Recursive Matrix and the parallel matrix multiplication using crossbeam and generic constant

This was planned project I posted before.
Basically in order to evaluate Rust's claim for zero cost abstraction and the effectiveness of parallel processing of Rust, I implemented novel Recursive Matrix and the parallel matrix multiplication.

Probably this recursive matrix multiplication would be implemented somewhere, but this is my original idea. this idea is re-interpreting matrix as matrix of its sub matrix. for instance 16X16 matrix can be interpreted as 2X2 matrix of 8X8 matrix. using this, we can reduce the size of matrix dimension.(e.g, 16 to 8 or 2). this has a good effect for large dimension matrix. often too large dimension will cause space problem also stack based array has a rather small limitation for the size of matrix. Also GPU has fixed size of matrix.(or max like 512 etc)
This reduction can be applied to the sub matrix itself recursively, we can reduce the  size of matrix under given limited size if we want.

This approach should be implemented in high level of abstraction, like Ring, Algebra, Matrix using generic trait/functions, moreover, the dimension should be part of generic parameter.

So the main idea is expressed in lift(lower) function:

pub fn lift<R: Ring, const DIM: usize, const DIM0: usize, const DIM1: usize>
(m: &ArrayMatrix::<R, DIM>)-> ArrayMatrix<ArrayMatrix<R, DIM1>, DIM0>;
   
pub fn lower<R: Ring, const DIM: usize, const DIM0: usize, const DIM1: usize>
(m: &ArrayMatrix<ArrayMatrix<R, DIM1>, DIM0>)-> ArrayMatrix::<R, DIM>;

this list function transform DIM = DIM0*DIM1 dimension matrix to DIM0 matrix of DIM1 matrix.
lower function is reverse direction.

This generic matrix is based on coeffient ring's operators. Since DIM1 matrix is ring, we can use the same generic function to implement this nested matrix.

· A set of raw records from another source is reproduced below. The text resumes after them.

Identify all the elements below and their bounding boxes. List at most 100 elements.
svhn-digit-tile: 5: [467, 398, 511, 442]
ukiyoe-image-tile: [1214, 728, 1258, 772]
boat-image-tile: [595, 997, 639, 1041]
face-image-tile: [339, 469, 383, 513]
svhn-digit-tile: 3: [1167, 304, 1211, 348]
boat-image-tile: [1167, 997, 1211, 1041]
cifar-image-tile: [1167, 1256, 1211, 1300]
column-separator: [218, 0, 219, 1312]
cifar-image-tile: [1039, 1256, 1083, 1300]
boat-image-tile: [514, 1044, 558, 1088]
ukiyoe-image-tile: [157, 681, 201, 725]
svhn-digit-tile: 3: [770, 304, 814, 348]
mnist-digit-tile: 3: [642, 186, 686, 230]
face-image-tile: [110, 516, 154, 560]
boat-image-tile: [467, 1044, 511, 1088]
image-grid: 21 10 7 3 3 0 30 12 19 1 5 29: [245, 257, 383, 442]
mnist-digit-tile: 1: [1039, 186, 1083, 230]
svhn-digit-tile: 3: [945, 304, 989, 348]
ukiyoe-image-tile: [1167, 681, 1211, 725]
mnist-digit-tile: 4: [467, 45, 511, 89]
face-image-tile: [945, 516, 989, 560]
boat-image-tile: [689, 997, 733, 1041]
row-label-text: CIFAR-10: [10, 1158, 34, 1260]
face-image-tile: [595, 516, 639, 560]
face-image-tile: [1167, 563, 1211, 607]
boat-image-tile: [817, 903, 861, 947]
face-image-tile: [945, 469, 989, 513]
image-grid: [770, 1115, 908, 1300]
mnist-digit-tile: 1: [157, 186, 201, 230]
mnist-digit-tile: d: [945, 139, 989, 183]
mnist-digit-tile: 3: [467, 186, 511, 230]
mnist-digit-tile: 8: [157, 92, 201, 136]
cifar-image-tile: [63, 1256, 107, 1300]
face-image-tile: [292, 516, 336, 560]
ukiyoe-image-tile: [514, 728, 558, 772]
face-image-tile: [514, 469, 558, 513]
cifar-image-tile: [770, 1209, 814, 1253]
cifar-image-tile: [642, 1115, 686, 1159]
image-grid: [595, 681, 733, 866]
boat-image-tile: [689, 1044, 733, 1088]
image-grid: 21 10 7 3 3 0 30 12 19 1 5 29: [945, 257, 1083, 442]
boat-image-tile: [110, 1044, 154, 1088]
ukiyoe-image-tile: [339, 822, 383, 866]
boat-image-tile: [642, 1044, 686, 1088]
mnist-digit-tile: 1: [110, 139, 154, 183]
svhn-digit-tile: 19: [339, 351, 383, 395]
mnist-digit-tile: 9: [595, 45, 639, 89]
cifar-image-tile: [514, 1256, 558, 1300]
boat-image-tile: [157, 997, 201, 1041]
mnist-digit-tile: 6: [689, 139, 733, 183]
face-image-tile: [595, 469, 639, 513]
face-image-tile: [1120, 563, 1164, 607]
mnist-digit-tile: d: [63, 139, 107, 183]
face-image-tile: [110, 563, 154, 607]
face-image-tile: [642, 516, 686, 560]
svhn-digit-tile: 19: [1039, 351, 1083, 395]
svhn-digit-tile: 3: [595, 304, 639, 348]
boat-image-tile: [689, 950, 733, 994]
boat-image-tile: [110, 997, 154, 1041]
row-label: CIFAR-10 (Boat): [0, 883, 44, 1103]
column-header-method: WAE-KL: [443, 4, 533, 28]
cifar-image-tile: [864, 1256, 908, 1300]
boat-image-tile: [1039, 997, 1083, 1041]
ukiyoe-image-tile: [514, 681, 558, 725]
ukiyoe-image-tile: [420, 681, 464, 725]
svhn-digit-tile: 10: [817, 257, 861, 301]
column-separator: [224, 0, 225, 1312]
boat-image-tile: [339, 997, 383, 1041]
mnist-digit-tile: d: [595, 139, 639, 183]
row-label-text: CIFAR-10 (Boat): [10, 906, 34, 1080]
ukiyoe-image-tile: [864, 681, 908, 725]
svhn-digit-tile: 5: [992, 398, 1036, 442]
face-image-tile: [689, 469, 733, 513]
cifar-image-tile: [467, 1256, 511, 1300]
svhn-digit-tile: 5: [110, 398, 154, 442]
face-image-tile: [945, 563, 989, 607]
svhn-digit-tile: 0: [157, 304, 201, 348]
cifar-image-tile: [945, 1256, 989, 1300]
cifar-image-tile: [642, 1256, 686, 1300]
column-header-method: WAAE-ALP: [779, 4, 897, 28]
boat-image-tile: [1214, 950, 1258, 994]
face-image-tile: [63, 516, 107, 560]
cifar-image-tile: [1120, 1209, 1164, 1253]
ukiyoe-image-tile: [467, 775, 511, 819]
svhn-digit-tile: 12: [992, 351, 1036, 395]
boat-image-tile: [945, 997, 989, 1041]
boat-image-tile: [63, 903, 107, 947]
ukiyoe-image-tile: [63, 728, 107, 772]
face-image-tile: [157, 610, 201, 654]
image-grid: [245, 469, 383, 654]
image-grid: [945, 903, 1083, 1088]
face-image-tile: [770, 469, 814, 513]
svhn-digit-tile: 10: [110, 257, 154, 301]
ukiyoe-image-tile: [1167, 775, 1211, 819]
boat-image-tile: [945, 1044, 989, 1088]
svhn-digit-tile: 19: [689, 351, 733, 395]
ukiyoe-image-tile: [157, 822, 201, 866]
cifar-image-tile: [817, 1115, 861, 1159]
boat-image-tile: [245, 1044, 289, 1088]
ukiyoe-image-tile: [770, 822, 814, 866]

For the parallel computation of matrix, we create cleanly separated jobs based on this nexted matrix multiplication.
For instance, 256 dimension matrix can be expressed by 2x2 matrix with 128x128 matrix.
let M = A*B, then M[i][j] = A[i][0]*B[0][j]+ A[i][1]*B[1][j], so we can create 4 jobs to calculate nested matrix entry. then these jobs are send to a channel and we can create any number of consumer threads, and they also post the result to another channel.
if there are only 4 jobs, it can only use 4 threads, so in order to maximize the CPU core usage, we should create 4x4 matrix with 64x64 matrix insted. in this case, this can use up to 16 CPU threads.

We will see such improvement for these cases although it will not be 8 time faster where we use 8 threads on 8 threads CPU.